Who is responsible for putting the fuel pump INSIDE the fuel tank?

Dear Car Talk

Dear Car Talk | Oct 01, 1994

Dear Tom and Ray:

Could you please print the name and photograph of the engineer (or bureaucrat) who is responsible for putting the fuel pump INSIDE the fuel tank? I want to see what that moron looks like and I want to put a curse on him and his family. Until recently, it took about 20 minutes to replace a fuel pump and cost about 30 bucks. Now it takes a full day in the shop and it costs a fortune. To what advantage?

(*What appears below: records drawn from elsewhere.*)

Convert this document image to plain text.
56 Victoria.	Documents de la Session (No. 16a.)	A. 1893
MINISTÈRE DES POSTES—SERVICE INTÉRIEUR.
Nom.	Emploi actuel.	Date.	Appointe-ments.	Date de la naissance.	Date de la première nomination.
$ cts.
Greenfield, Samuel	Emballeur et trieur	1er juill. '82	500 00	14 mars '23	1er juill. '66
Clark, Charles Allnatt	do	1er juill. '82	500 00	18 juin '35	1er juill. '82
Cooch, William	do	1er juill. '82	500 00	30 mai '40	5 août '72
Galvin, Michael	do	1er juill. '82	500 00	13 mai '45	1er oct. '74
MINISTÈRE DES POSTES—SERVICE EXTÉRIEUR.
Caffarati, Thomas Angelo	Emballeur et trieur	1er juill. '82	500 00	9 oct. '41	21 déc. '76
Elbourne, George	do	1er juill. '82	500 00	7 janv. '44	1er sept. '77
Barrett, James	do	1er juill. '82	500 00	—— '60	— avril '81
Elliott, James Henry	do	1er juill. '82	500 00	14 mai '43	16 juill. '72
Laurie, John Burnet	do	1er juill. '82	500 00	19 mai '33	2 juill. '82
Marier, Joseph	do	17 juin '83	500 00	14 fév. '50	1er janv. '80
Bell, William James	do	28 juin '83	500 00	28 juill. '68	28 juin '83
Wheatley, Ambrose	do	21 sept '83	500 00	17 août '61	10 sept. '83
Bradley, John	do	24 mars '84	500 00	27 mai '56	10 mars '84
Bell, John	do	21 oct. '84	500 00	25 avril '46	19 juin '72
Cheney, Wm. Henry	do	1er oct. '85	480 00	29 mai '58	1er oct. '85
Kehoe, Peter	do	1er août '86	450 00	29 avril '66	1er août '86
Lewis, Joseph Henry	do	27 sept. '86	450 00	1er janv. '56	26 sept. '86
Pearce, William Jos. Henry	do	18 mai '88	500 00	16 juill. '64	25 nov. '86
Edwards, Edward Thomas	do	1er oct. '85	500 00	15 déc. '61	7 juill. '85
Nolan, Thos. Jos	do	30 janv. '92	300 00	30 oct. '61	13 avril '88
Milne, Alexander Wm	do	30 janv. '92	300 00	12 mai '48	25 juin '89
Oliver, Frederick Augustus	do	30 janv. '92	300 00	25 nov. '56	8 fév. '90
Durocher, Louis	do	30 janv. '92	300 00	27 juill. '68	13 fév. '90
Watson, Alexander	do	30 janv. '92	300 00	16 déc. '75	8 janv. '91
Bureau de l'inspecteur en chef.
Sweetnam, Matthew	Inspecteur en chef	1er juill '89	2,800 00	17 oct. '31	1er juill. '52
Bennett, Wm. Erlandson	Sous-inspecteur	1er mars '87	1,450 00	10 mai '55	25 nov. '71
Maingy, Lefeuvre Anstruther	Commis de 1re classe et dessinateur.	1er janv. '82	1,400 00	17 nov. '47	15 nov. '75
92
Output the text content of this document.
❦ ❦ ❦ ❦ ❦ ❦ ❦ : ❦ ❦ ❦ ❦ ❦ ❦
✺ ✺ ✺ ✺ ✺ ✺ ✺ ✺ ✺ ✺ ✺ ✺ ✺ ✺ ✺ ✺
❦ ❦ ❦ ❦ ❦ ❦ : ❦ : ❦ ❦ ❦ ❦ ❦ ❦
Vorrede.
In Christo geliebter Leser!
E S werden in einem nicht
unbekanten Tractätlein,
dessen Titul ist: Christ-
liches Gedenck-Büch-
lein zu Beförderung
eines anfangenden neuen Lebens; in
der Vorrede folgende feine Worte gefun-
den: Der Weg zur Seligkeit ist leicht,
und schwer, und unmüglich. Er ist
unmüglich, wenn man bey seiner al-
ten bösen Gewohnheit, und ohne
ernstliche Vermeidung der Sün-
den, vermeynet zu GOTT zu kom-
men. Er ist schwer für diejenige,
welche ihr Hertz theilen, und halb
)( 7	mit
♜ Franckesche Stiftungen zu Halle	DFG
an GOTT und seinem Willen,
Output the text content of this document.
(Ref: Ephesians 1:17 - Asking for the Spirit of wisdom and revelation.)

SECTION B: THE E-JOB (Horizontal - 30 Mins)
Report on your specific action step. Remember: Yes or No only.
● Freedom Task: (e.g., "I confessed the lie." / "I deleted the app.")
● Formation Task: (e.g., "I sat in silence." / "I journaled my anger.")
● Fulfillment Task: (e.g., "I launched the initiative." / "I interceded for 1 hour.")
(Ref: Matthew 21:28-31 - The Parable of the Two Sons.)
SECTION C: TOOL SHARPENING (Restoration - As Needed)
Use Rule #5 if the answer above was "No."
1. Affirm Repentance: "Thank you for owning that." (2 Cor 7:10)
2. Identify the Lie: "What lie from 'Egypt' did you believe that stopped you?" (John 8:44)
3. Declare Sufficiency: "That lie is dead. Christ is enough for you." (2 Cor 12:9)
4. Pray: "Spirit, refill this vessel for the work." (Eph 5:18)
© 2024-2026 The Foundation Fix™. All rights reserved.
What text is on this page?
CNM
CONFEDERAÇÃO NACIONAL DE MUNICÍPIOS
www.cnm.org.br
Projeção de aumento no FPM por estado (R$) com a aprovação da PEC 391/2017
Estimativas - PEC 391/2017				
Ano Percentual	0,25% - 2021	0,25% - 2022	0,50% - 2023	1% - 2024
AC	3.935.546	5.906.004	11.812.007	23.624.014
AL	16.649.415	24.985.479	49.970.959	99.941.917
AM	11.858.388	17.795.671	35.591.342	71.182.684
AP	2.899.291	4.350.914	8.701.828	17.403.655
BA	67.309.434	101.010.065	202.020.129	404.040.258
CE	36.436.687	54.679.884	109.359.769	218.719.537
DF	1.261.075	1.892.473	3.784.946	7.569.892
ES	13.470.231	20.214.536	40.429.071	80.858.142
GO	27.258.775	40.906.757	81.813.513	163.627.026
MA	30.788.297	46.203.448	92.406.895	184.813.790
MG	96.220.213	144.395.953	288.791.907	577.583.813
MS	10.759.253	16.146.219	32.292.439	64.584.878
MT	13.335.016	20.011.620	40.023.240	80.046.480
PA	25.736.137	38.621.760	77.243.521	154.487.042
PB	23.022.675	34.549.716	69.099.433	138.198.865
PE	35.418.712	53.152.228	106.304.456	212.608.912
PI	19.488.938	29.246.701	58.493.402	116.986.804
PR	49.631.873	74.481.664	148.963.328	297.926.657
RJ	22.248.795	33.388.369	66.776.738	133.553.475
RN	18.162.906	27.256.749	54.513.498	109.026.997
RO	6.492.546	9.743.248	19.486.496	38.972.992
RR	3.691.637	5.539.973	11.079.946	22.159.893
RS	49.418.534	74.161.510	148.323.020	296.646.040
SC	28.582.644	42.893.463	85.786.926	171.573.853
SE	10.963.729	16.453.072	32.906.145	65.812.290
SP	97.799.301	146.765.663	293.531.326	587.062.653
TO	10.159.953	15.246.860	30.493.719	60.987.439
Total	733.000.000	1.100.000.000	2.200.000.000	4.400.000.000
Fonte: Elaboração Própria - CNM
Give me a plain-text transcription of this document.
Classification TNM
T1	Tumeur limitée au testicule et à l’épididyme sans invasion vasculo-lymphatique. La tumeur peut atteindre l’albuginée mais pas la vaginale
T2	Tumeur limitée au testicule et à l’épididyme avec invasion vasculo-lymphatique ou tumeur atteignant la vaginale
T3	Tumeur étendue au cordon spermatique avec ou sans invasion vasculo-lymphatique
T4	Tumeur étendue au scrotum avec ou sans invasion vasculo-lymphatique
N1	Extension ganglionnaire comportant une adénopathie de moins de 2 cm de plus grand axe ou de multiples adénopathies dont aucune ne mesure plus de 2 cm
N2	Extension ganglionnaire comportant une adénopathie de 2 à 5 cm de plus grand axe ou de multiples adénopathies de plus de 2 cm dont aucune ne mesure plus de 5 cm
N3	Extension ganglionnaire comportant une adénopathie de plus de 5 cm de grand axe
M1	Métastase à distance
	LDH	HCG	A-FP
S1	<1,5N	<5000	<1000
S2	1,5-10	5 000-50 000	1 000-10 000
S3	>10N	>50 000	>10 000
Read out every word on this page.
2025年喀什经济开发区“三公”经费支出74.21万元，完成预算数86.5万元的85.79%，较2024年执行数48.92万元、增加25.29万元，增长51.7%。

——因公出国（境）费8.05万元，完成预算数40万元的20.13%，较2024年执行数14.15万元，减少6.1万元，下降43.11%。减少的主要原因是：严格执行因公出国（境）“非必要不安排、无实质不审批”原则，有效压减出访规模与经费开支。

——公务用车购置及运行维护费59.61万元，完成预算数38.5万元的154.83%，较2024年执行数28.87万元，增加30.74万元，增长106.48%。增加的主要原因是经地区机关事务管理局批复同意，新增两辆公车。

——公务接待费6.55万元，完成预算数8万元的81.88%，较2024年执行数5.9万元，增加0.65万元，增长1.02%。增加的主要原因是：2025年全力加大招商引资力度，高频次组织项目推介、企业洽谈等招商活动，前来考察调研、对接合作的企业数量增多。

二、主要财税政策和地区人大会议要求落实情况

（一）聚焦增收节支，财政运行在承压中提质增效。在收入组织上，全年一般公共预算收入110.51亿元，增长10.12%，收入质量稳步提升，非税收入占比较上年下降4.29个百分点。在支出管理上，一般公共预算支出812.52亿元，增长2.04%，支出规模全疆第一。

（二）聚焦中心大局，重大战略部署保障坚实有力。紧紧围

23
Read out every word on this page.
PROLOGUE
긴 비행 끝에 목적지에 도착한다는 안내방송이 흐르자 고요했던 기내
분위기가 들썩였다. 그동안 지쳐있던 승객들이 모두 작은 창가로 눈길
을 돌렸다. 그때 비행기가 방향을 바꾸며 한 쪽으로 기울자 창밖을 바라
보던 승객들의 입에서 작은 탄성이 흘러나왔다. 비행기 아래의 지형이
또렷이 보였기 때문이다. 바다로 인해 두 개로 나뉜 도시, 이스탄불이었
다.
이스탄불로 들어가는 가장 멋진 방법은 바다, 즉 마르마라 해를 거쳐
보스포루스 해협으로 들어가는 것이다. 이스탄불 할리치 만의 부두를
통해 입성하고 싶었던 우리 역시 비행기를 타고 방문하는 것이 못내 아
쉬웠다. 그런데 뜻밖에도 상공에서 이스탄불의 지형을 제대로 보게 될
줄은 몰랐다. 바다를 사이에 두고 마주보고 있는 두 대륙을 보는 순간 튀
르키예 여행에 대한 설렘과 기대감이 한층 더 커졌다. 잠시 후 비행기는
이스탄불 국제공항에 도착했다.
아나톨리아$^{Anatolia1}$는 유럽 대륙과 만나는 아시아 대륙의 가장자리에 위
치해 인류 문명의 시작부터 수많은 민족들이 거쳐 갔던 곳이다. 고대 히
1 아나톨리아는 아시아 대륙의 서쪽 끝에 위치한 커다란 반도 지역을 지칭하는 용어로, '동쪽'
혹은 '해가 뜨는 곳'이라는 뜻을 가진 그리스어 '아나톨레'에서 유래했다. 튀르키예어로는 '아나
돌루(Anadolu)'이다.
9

TOM: To what advantage? To OUR advantage! We make 40 bucks an hour changing fuel pumps. This is progress!

RAY: Actually, Leslie, the evolution of the fuel pump is pretty interesting. In the old, old days, the gas tank sat in front of the driver--right on top of the engine-- and had a tube in the bottom of it. The gasoline just dripped down into the engine. And gravity was the "fuel pump!"

TOM: Later on, mechanical fuel pumps were bolted onto the engine, and would "suck" fuel from the gas tank (at the back of the car) up to the engine. And when engines had carburetors, that was good enough. The mechanical pump was driven by the camshaft; so as the engine went faster, the fuel pump pumped faster. It wasn't very sophisticated, but it kept the carburetor bowl full, and that meant there was always gasoline there if you needed go fast.

RAY: Modern cars, on the other hand, have fuel injection. And fuel injection requires that the fuel be under higher, AND more steady pressure all the time. And if that pressure is lowered or interrupted for any reason, even momentarily, the engine won't run. Thirty-dollar mechanical pumps couldn't provide high enough or constant enough pressure for fuel injection, so fuel injected cars switched to electrical fuel pumps.

TOM: Then another problem cropped up; vapor lock. Vapor lock is an annoying hot weather problem in which the gasoline in the fuel line gets so hot that it vaporizes. And when it vaporizes, the car won't run because the fuel pump can't pump vapor.

RAY: So manufacturers solved the vapor lock problem by moving the fuel pump inside the gas tank, and submerging it in the gasoline. Since the pump is always surrounded by liquid gasoline, it never has to worry about pumping vapor, right? And by "pushing" the fuel under pressure from the tank all the way to the fuel injectors, the gasoline never has a chance to vaporize in the fuel line and cause problems.

TOM: So that's how fuel pumps got from $30 to $300, Leslie. And you're right, it is a pain in the butt when you have to change it. But the advantages of fuel injection--better fuel economy, lower emmisions, more reliability--are worth it to most people. Although obviously you're not one of them.